GSDMD-N translocates to plasma membrane in pyroptotic cells. (A) Deconvolution microscopy of MLKL-HA-expressing RAW-asc cells treated with DMSO or TSZ for 5 h. After treatment, cells were immunostained for HA and counterstained with Hoechst and PI. PI positive indicates dead cell. (B) Plasma membrane marker Hras-RFP was expressed and detected in MLKL-HA-expressing RAW-asc cells.
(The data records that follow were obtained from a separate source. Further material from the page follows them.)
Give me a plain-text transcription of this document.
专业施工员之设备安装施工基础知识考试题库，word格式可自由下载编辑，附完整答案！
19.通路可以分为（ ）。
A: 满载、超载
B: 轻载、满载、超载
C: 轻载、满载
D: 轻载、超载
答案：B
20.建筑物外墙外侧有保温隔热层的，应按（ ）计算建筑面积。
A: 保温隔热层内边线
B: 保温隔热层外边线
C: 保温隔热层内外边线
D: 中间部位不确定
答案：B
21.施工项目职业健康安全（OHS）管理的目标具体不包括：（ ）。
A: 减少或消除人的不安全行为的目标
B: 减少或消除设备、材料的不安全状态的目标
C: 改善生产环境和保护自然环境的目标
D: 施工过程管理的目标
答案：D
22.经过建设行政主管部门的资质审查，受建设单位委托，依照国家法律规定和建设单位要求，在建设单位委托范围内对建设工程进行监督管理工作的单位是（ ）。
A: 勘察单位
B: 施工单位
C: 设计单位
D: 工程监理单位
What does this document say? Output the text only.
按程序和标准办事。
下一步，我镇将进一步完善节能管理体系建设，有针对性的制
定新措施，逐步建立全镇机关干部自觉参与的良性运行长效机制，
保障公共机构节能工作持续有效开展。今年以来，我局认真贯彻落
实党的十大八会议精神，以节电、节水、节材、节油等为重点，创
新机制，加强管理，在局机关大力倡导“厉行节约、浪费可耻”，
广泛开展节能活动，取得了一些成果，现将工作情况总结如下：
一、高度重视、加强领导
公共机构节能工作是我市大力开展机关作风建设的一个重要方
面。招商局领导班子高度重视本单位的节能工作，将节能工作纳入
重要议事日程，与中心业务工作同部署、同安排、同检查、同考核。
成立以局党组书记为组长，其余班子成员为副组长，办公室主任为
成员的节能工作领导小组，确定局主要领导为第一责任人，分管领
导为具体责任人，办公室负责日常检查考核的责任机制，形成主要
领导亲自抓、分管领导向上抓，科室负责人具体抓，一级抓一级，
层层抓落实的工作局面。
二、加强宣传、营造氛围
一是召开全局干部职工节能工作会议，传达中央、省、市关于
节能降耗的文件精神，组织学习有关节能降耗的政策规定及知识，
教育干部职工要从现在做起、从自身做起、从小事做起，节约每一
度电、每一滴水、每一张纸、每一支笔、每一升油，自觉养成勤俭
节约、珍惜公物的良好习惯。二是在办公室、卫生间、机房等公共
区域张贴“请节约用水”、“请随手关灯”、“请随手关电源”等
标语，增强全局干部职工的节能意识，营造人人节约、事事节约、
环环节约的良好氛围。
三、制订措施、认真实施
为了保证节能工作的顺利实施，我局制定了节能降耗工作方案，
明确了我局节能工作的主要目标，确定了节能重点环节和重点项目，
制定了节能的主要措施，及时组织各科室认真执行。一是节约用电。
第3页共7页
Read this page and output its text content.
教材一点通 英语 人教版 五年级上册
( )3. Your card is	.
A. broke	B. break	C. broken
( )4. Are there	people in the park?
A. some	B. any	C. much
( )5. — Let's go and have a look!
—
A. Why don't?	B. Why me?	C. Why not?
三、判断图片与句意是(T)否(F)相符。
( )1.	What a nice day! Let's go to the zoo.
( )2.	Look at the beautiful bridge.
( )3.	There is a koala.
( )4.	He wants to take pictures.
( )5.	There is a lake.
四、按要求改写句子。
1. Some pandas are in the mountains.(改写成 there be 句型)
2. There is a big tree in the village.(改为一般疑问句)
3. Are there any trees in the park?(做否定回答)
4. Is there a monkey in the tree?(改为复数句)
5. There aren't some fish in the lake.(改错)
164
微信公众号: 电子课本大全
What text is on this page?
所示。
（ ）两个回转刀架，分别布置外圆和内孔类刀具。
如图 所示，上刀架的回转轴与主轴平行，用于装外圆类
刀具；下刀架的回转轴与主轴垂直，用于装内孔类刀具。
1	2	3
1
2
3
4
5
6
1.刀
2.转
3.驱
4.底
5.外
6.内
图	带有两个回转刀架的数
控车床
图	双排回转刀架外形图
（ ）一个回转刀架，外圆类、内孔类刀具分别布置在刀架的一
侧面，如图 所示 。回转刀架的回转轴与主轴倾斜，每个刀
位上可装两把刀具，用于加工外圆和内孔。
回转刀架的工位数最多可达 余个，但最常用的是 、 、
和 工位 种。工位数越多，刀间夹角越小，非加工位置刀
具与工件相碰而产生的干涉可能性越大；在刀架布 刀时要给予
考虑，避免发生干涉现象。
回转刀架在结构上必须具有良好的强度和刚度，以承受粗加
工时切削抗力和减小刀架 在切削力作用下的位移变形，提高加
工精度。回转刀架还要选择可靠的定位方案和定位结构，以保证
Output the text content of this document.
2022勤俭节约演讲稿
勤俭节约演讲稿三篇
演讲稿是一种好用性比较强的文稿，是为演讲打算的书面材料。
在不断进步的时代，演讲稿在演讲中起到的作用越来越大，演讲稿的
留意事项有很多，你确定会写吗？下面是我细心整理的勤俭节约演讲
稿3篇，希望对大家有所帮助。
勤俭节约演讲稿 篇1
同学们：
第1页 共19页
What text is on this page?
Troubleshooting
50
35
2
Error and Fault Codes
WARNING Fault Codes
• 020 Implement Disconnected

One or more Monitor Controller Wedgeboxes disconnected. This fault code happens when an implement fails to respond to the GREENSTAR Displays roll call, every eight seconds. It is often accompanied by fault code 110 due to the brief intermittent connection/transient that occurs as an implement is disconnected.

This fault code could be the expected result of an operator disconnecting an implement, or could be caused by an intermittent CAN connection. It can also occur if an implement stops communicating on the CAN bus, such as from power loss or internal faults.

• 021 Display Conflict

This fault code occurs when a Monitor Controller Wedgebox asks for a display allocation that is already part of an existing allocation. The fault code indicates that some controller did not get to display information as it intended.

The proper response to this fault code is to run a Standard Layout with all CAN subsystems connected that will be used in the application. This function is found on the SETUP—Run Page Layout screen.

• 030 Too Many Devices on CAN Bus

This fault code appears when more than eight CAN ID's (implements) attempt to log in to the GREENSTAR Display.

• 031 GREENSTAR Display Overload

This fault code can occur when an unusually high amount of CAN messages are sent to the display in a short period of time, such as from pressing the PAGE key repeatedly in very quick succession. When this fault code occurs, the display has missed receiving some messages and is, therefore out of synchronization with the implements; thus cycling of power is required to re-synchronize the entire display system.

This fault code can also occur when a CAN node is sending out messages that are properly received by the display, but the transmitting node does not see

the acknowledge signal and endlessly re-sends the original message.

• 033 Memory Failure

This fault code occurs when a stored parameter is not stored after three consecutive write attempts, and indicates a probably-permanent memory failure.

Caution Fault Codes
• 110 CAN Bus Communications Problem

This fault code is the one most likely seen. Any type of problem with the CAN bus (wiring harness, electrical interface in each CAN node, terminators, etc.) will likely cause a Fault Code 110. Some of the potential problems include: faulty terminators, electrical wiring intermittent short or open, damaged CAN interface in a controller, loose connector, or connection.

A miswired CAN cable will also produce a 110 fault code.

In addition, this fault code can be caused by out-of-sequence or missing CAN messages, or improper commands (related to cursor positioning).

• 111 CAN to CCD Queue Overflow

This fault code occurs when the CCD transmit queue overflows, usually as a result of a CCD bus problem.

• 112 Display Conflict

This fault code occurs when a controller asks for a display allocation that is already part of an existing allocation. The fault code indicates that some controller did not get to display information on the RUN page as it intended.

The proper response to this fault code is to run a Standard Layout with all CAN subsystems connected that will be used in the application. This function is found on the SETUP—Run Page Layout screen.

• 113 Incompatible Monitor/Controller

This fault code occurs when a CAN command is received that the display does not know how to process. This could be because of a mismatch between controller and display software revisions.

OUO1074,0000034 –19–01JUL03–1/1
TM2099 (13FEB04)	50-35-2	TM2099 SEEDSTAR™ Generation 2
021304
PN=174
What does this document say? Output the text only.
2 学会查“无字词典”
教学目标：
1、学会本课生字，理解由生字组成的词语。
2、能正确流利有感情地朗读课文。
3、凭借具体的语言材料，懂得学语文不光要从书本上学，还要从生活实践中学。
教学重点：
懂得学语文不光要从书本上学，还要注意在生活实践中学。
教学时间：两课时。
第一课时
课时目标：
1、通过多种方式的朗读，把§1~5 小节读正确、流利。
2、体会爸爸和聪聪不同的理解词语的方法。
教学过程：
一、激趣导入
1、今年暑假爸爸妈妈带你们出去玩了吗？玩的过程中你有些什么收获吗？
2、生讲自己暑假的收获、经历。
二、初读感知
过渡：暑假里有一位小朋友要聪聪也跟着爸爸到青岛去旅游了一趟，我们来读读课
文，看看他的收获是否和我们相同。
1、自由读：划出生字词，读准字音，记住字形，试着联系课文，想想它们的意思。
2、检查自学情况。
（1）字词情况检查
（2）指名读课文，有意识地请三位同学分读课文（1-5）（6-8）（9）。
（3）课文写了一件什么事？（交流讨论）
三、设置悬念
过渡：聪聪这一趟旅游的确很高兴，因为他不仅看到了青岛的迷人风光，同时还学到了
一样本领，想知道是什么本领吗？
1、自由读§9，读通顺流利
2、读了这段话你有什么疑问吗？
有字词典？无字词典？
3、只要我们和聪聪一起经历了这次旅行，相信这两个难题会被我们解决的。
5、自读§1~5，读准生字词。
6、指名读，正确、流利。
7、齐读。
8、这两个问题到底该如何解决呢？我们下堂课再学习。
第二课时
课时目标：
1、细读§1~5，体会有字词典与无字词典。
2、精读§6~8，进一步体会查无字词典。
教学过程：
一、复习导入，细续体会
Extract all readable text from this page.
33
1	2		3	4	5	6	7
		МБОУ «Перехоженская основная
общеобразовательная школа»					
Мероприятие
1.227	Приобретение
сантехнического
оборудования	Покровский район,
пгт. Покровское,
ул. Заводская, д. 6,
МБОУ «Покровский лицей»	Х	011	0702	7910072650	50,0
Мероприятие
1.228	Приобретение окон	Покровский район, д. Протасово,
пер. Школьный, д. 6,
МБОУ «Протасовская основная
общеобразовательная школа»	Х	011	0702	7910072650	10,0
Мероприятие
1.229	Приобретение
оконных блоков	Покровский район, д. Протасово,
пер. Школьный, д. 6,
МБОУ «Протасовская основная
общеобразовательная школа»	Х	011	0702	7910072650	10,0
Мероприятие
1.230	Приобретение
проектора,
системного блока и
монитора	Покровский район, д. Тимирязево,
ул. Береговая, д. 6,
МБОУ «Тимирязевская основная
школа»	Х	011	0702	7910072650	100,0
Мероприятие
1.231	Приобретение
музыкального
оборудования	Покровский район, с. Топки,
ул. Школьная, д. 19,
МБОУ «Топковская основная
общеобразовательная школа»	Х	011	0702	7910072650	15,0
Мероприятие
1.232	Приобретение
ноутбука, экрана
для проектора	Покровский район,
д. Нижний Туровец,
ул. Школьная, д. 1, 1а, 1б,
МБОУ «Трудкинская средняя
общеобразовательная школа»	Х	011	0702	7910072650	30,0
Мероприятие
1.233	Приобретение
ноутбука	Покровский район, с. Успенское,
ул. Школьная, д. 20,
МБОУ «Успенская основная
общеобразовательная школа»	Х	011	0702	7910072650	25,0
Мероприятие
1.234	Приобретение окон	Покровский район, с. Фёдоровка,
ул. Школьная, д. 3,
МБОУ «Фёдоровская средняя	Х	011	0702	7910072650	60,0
Cells were treated and analyzed as in A. (C) Deconvolution microscopy of HA-GSDMD-reconstituted Gsdmd^−/− RAW-asc cells primed with LPS for 4 h and subsequently treated with or without Nig for 2 h. (D) The same as in C except that plasma membrane marker Hras-RFP was expressed and detected in HA-GSDMD-reconstituted RAW-asc cells. (E) Gsdmd^−/− RAW-asc cells were reconstituted with GSDMD-Flag, then treated and analyzed as in C. (F) Quantification of cells in C with uniformly diffused GSDMD (UD), plasma membrane enriched GSDMD plus PI-positive (PM, PI⁺) and plasma membrane enriched GSDMD plus PI-negative (PM, PI⁻). (G) Purified recombinant GST-GSDMD-N and GST-GSDMD-C were incubated with a general lipid strip, respectively. Protein-lipid binding assay was performed as described in the Material and Methods. (H) Raw-asc cells were primed with LPS for 4 h and then pretreated with 3MA (10 mM), YM201636 (80 μM), SF1670 (2 μM) or PITenin-7 (20 μM) for 1 h. Cells were then treated with Nig for 2 h and cell survival was determined by PI staining. Results shown are mean ± SD representative of three independent experiments. Scale bar, 5 μm.